Il a fallu pour cela des années et des souffrances. Mais un jour est venu où, installé à Paris et servant la littérature, vous vous êtes mis à vivre en français, à penser, à rêver dans cette langue. Vous pouviez faire vôtre le mot de Supervielle : « Je me tais en français. » Vous deviez bientôt devenir français. On traduisait vos premiers livres de l'espagnol en français, on traduit les derniers du français en espagnol !

Rallié ainsi à la langue française, vous en êtes devenu le défenseur. On vous invite, on vous demande : pourquoi le français ? Et, patiemment, vous répondez. Il y a de quoi, pour nous, vous être reconnaissants.

J'espère, Monsieur, ne vous causer ni surprise ni chagrin en disant que certains peuvent trouver déroutant qu'un si précieux champion de notre langue la parle avec un accent qui n'est pas vraiment celui de la pure tradition. Même cette Coupole a pu s'en étonner. Et pourtant nous pouvons nous en réjouir. Non pas à cause du charme qu'il est susceptible de donner à l'homme venu d'ailleurs, mais parce qu'aussitôt il veut dire : on peut être un grand écrivain français et aimer notre langue, même quand on vient, en effet, d'ailleurs, et même de très loin. On peut avoir vécu dans la pampa, et être un auteur de chez nous. Votre accent, Monsieur, est comme l'estampille du rayonnement de notre langue.
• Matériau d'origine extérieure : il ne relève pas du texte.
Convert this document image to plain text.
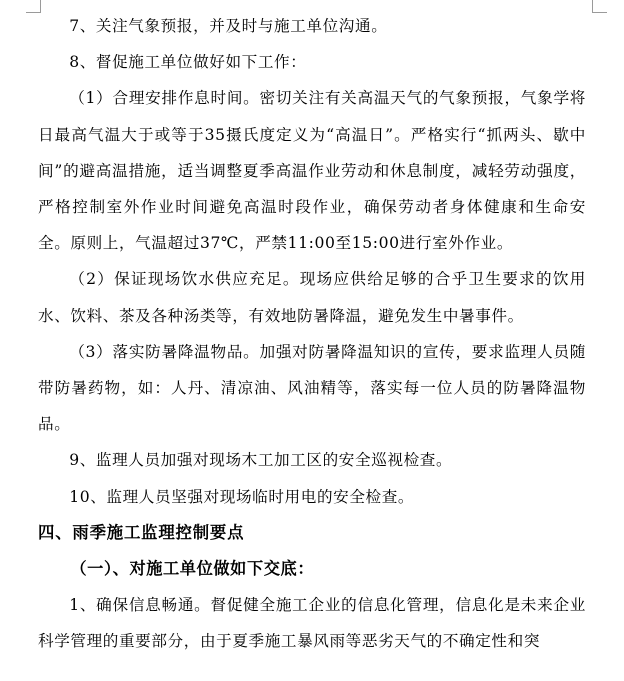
7、关注气象预报，并及时与施工单位沟通。

8、督促施工单位做好如下工作：

（1）合理安排作息时间。密切关注有关高温天气的气象预报，气象学将日最高气温大于或等于35摄氏度定义为“高温日”。严格实行“抓两头、歇中间”的避高温措施，适当调整夏季高温作业劳动和休息制度，减轻劳动强度，严格控制室外作业时间避免高温时段作业，确保劳动者身体健康和生命安全。原则上，气温超过37℃，严禁11:00至15:00进行室外作业。

（2）保证现场饮水供应充足。现场应供给足够的合乎卫生要求的饮用水、饮料、茶及各种汤类等，有效地防暑降温，避免发生中暑事件。

（3）落实防暑降温物品。加强对防暑降温知识的宣传，要求监理人员随带防暑药物，如：人丹、清凉油、风油精等，落实每一位人员的防暑降温物品。

9、监理人员加强对现场木工加工区的安全巡视检查。

10、监理人员坚强对现场临时用电的安全检查。

四、雨季施工监理控制要点
（一）、对施工单位做如下交底：

1、确保信息畅通。督促健全施工企业的信息化管理，信息化是未来企业科学管理的重要部分，由于夏季施工暴风雨等恶劣天气的不确定性和突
Vous le garderez, et c'est tant mieux.

Il est satisfaisant aussi de penser aux services que, tard venu à la langue française, vous allez nous rendre, pour cette raison même, dans l'élaboration de notre Dictionnaire.

On peut parler une langue depuis toujours sans prendre vraiment conscience des mots. Si j'ai toujours défendu l'exercice de la traduction dans l'enseignement, c'est parce que la comparaison attire l'attention sur les nuances et les valeurs de chaque terme. Vous citez parfois des différences suggestives entre des mots d'apparence semblable dans des langues jumelles. Chaque fois, je m'en félicite, car vous faites ainsi naître chez les autres un peu de cette sensibilité à la langue, qui est le secret d'une expression nuancée : on y gagne d'affiner sa pensée, comme de mieux percevoir le halo que laisse autour des mots la trace de leur histoire. On n'a que trop tendance aujourd'hui, à ne voir dans les langues qu'un simple outil d'échanges sommaires. Notre Dictionnaire vise à mieux, et votre expérience si rare apporte davantage.
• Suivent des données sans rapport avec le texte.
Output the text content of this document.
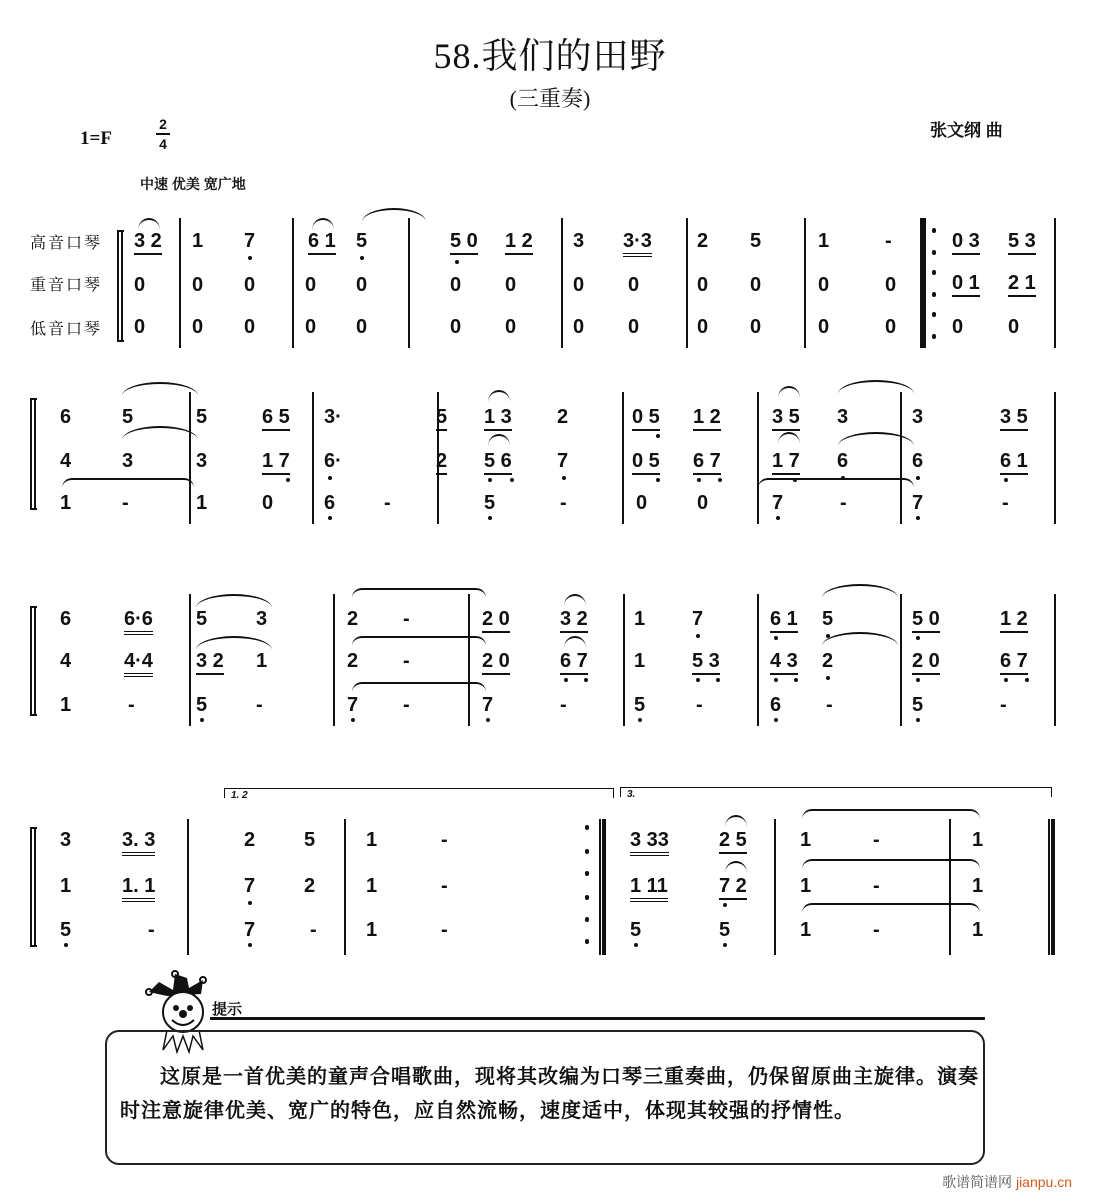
58.我们的田野
(三重奏)
张文纲 曲
1=F
2
4
中速 优美 宽广地
高音口琴
重音口琴
低音口琴
3 2 1 7	6 1 5	5 0 1 2 3 3·3 2 5	1	-	0 3 5 3
0 0 0 0 0	0 0	0 0	0 0	0	0	0 1 2 1
0 0 0 0 0	0 0	0 0	0 0	0	0	0 0
6	5	5	6 5 3·	5 1 3 2	0 5 1 2	3 5 3	3	3 5
4	3	3	1 7 6·	2 5 6 7	0 5 6 7	1 7 6	6	6 1
1	-	1	0	6 -	5	-	0 0	7	-	7	-
6	6·6 5 3	2 -	2 0	3 2 1 7	6 1 5	5 0	1 2
4	4·4 3 2 1	2 -	2 0	6 7 1 5 3	4 3 2	2 0	6 7
1	-	5 -	7 -	7	-	5	-	6 -	5	-
1. 2	3.
3	3. 3	2 5	1	-	3 33	2 5	1	-	1
1	1. 1	7 2	1	-	1 11	7 2	1	-	1
5	-	7	- 1	-	5	5	1	-	1
提示
这原是一首优美的童声合唱歌曲，现将其改编为口琴三重奏曲，仍保留原曲主旋律。演奏时注意旋律优美、宽广的特色，应自然流畅，速度适中，体现其较强的抒情性。
歌谱简谱网 jianpu.cn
De plus, votre français, né au contact de la littérature, en a conservé la saveur : c'est le français tel que nous l'aimons.

Mais, si la littérature française vous a dicté ainsi le choix de la langue, elle a aussi, de façon plus remarquable encore, présidé à votre étonnant itinéraire.

Un itinéraire plein de méandres et de crises, d'épreuves et d'écarts : nous en avons suivi avec émotion les péripéties, racontées dans vos deux derniers livres, Ce que la nuit raconte au jour et Le Pas si lent de l'amour. Seulement, là où vous avez surtout montré la part du désordre et celle du hasard, je vous avouerai, Monsieur, que je lis, moi, un peu autre chose.

Vous n'avez pas choisi un chemin, dites-vous. Et c'est vrai : vous êtes allé vers les occasions qui s'offraient et les aides qui surgissaient. Mais vous ne vous laissiez pas entraîner trop loin : à chaque fois, vous avez su d'un coup rectifier le cap.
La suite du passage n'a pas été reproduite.